Or, actually, the article I found is called How Hospital Design Saves Lives:
The report emphasized the benefit to be had from focusing not on individual people making individual mistakes, but rather on the systems themselves. Health care, the Institute of Medicine said, had to learn from industries such as aviation, nuclear power, and construction that dramatically increased safety using “systems thinking,” looking holistically at failures, rather than identifying a single weak link.
For health care, that meant replacing individual blame with collective responsibility. Improvements are already visible. In June, Dr. Donald Berwick of the Harvard School of Public Health announced that an estimated 122,300 lives had been saved in just the last 18 months, as a result of changes—ranging from improved hand-washing to establishing an organization-wide mandate for safety—recommended by the “100,000 Lives Campaign” sponsored by the Institute for Healthcare Improvement, a Cambridge (Mass.)-based nonprofit.
A few benefits from better systems:
- Consistent work places, such as surgery rooms where the “right” is always on the right, reduce predictable errors. Perhaps surgeons could also use terms like starboard and port for the human body? Although I’d be nervous if I heard a surgeon start a procedure with “anchors a-weigh!”
- Clean air reduces infection rate. Seems pretty obvious for a hospital, but apparently this wasn’t given appropriate priority in past systems.
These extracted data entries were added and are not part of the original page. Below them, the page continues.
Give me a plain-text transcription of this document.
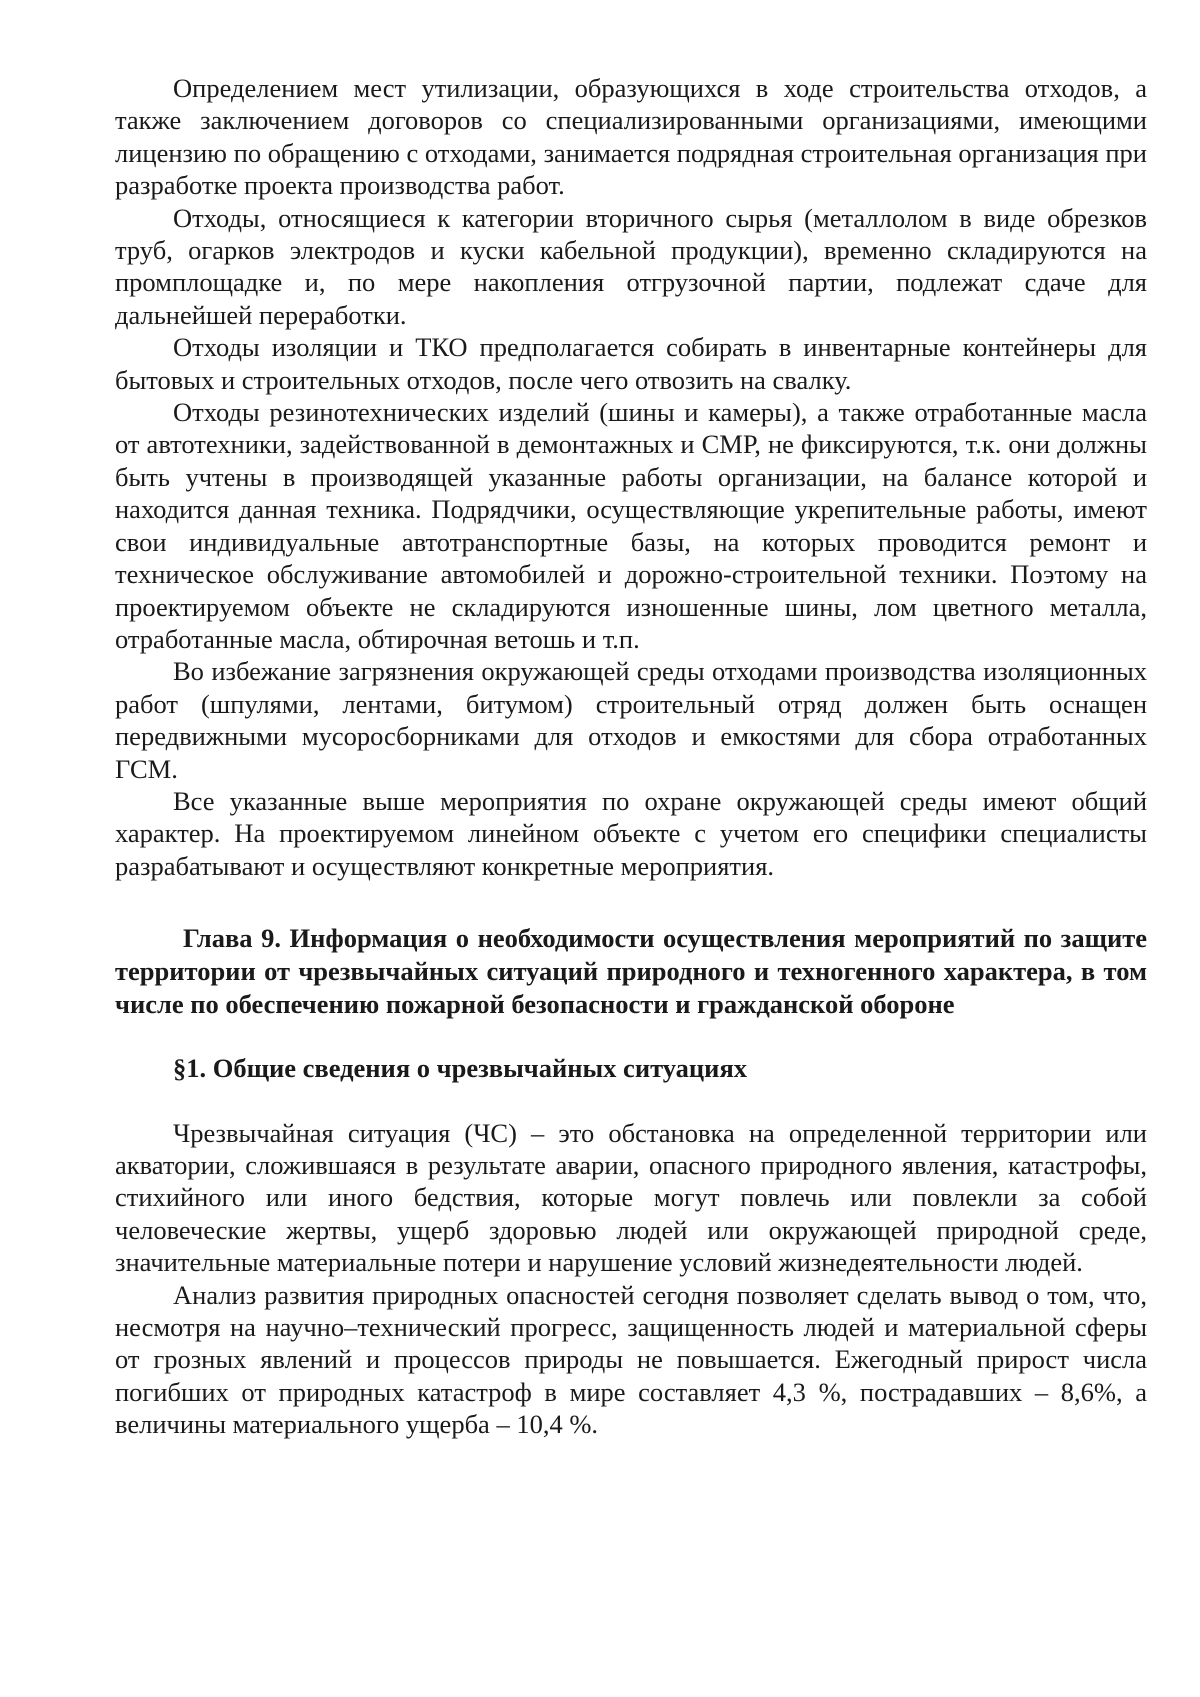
Определением мест утилизации, образующихся в ходе строительства отходов, а также заключением договоров со специализированными организациями, имеющими лицензию по обращению с отходами, занимается подрядная строительная организация при разработке проекта производства работ.

Отходы, относящиеся к категории вторичного сырья (металлолом в виде обрезков труб, огарков электродов и куски кабельной продукции), временно складируются на промплощадке и, по мере накопления отгрузочной партии, подлежат сдаче для дальнейшей переработки.

Отходы изоляции и ТКО предполагается собирать в инвентарные контейнеры для бытовых и строительных отходов, после чего отвозить на свалку.

Отходы резинотехнических изделий (шины и камеры), а также отработанные масла от автотехники, задействованной в демонтажных и СМР, не фиксируются, т.к. они должны быть учтены в производящей указанные работы организации, на балансе которой и находится данная техника. Подрядчики, осуществляющие укрепительные работы, имеют свои индивидуальные автотранспортные базы, на которых проводится ремонт и техническое обслуживание автомобилей и дорожно-строительной техники. Поэтому на проектируемом объекте не складируются изношенные шины, лом цветного металла, отработанные масла, обтирочная ветошь и т.п.

Во избежание загрязнения окружающей среды отходами производства изоляционных работ (шпулями, лентами, битумом) строительный отряд должен быть оснащен передвижными мусоросборниками для отходов и емкостями для сбора отработанных ГСМ.

Все указанные выше мероприятия по охране окружающей среды имеют общий характер. На проектируемом линейном объекте с учетом его специфики специалисты разрабатывают и осуществляют конкретные мероприятия.

Глава 9. Информация о необходимости осуществления мероприятий по защите территории от чрезвычайных ситуаций природного и техногенного характера, в том числе по обеспечению пожарной безопасности и гражданской обороне

§1. Общие сведения о чрезвычайных ситуациях

Чрезвычайная ситуация (ЧС) – это обстановка на определенной территории или акватории, сложившаяся в результате аварии, опасного природного явления, катастрофы, стихийного или иного бедствия, которые могут повлечь или повлекли за собой человеческие жертвы, ущерб здоровью людей или окружающей природной среде, значительные материальные потери и нарушение условий жизнедеятельности людей.

Анализ развития природных опасностей сегодня позволяет сделать вывод о том, что, несмотря на научно–технический прогресс, защищенность людей и материальной сферы от грозных явлений и процессов природы не повышается. Ежегодный прирост числа погибших от природных катастроф в мире составляет 4,3 %, пострадавших – 8,6%, а величины материального ущерба – 10,4 %.
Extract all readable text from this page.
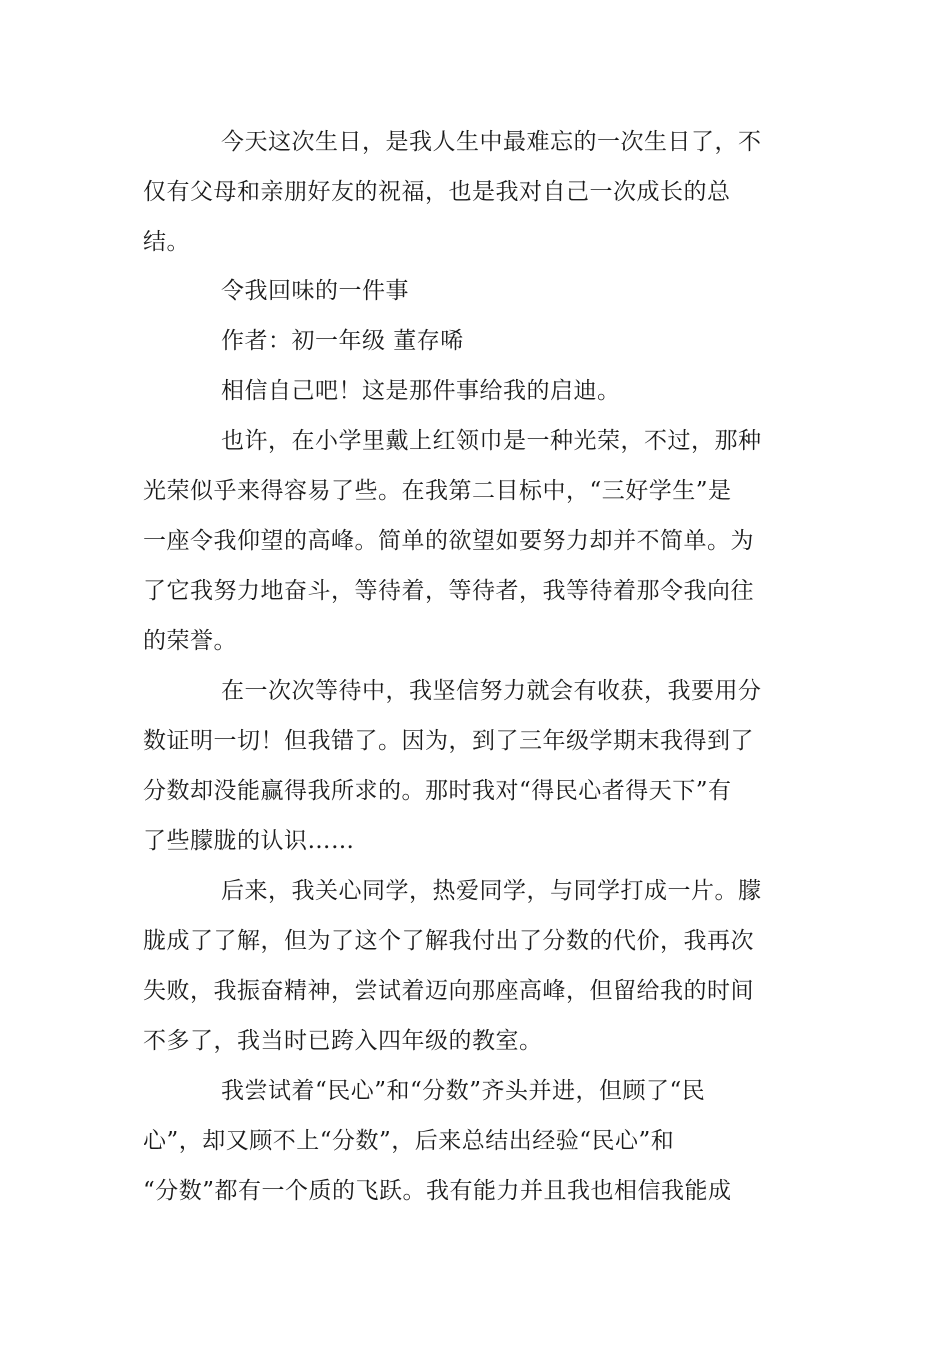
今天这次生日，是我人生中最难忘的一次生日了，不
仅有父母和亲朋好友的祝福，也是我对自己一次成长的总
结。
令我回味的一件事
作者：初一年级 董存唏
相信自己吧！这是那件事给我的启迪。
也许，在小学里戴上红领巾是一种光荣，不过，那种
光荣似乎来得容易了些。在我第二目标中，“三好学生”是
一座令我仰望的高峰。简单的欲望如要努力却并不简单。为
了它我努力地奋斗，等待着，等待者，我等待着那令我向往
的荣誉。
在一次次等待中，我坚信努力就会有收获，我要用分
数证明一切！但我错了。因为，到了三年级学期末我得到了
分数却没能赢得我所求的。那时我对“得民心者得天下”有
了些朦胧的认识……
后来，我关心同学，热爱同学，与同学打成一片。朦
胧成了了解，但为了这个了解我付出了分数的代价，我再次
失败，我振奋精神，尝试着迈向那座高峰，但留给我的时间
不多了，我当时已跨入四年级的教室。
我尝试着“民心”和“分数”齐头并进，但顾了“民
心”，却又顾不上“分数”，后来总结出经验“民心”和
“分数”都有一个质的飞跃。我有能力并且我也相信我能成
- Natural light improves mental health. I always wonder about hospitals that keep all their fluorescent lights on but the shades are drawn during the daytime. Perhaps heat-shielding or even solar-absorbing windows would cut down the negative effects of natural light while letting the positive remain
- Reduces cost of maintenance
- Increases likelihood of “green” practices, which further reduces harmful exposure and impact to the environment
Interesting to see tangible health and energy benefits from removing bugs in health-care systems. Of course there is some question of what it really means to be “evidence-based” since one person’s evidence might be seen by others as faith — a system of resolution is necessary.